Loi relative à la sécurité
1 À la suite des attentats du 16 mai, le Parlement a adopté une nouvelle loi « antiterroriste », qui est entrée en vigueur le 28 mai. Ce texte, qui donnait une définition large et imprécise du « terrorisme », allongeait la durée légale de la garde à vue – la période durant laquelle un suspect est détenu par les forces de sécurité sans inculpation et sans contrôle judiciaire – à un maximum de douze jours dans les affaires de « terrorisme », soit quatre jours de plus que la durée maximale antérieure. La nouvelle loi restreignait également le droit des suspects de consulter un avocat pendant la garde à vue, pendant laquelle les risques de torture ou de mauvais traitements sont les plus grands. Enfin, la loi « antiterroriste » a élargi le champ d'application de la peine de mort.
Répression contre les militants islamistes
2 Selon les autorités, plus de 1500 personnes soupçonnées d'être impliquées dans les attentats du 16 mai ou d'avoir organisé ou préconisé d'autres actes de violence imputés à des islamistes ont fait l'objet de poursuites. Plusieurs centaines d'entre elles se sont vu infliger des peines allant de quelques mois à trente ans d'emprisonnement. Cinquante au moins ont été condamnées à la réclusion à perpétuité. Seize personnes, peut-être plus, ont été condamnées à mort ; elles étaient toujours détenues à la fin de l'année. Aucune exécution n'a eu lieu au Maroc ni au Sahara occidental depuis l'année 1993.
3 Des dizaines de condamnés auraient été contraints sous la torture de faire des « aveux » ou d'apposer leur signature ou l'empreinte de leur pouce sur des déclarations qu'ils récusaient. Dans bien des cas, les suspects auraient été torturés durant leur détention secrète et non reconnue dans les locaux de la Direction de la surveillance du territoire, un service de renseignements intérieur qui n'est pas habilité à mener des enquêtes criminelles. Les sévices infligés aux prisonniers pouvaient prendre différentes formes : coups, introduction forcée d'objets dans l'anus, suspension dans des positions douloureuses, menace de viol ou d'autres violences sexuelles sur le détenu ou sur ses proches (des femmes généralement). Alors qu'elles avaient fortement diminué pendant une période, les allégations de torture et de mauvais traitements ont connu une augmentation alarmante depuis 2002.

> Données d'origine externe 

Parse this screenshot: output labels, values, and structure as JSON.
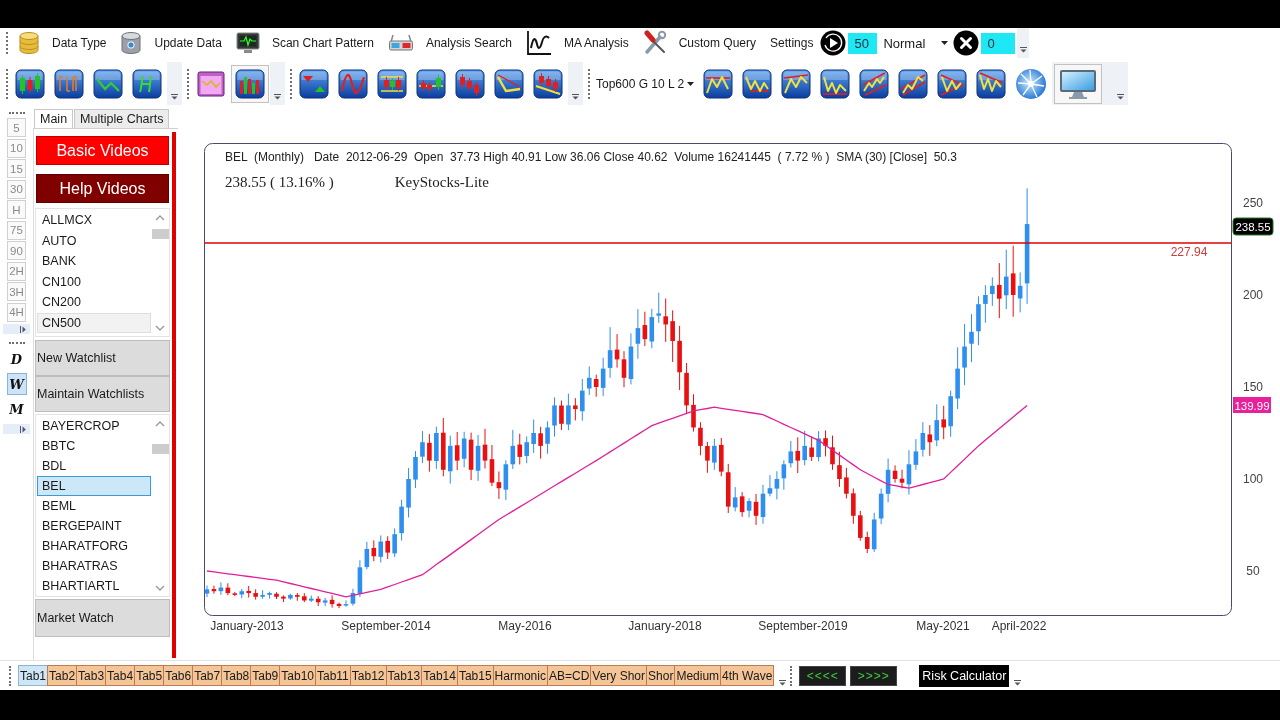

4 Abdelhak Bentassir, arrêté en mai, a été accusé d'avoir coordonné les attentats de Casablanca. Les autorités ont déclaré que cet homme avait été interpellé le 26 mai et qu'il était mort le 28 mai après son transfert à l'hôpital, intervenu alors que son interrogatoire n'était pas terminé. Elles ont ajouté qu'il souffrait de troubles cardiaques et hépatiques antérieurs à son arrestation et que l'autopsie avait conclu à une mort naturelle. La famille d'Abdelhak Bentassir a déclaré qu'il était en bonne santé au moment de son arrestation et qu'il avait en réalité été appréhendé le 21 mai, soit cinq jours avant la date donnée par les autorités. Les proches de cet homme, qui n'avaient apparemment pas été informés qu'une autopsie allait être pratiquée, n'ont pas eu la possibilité de désigner un médecin indépendant pour y assister.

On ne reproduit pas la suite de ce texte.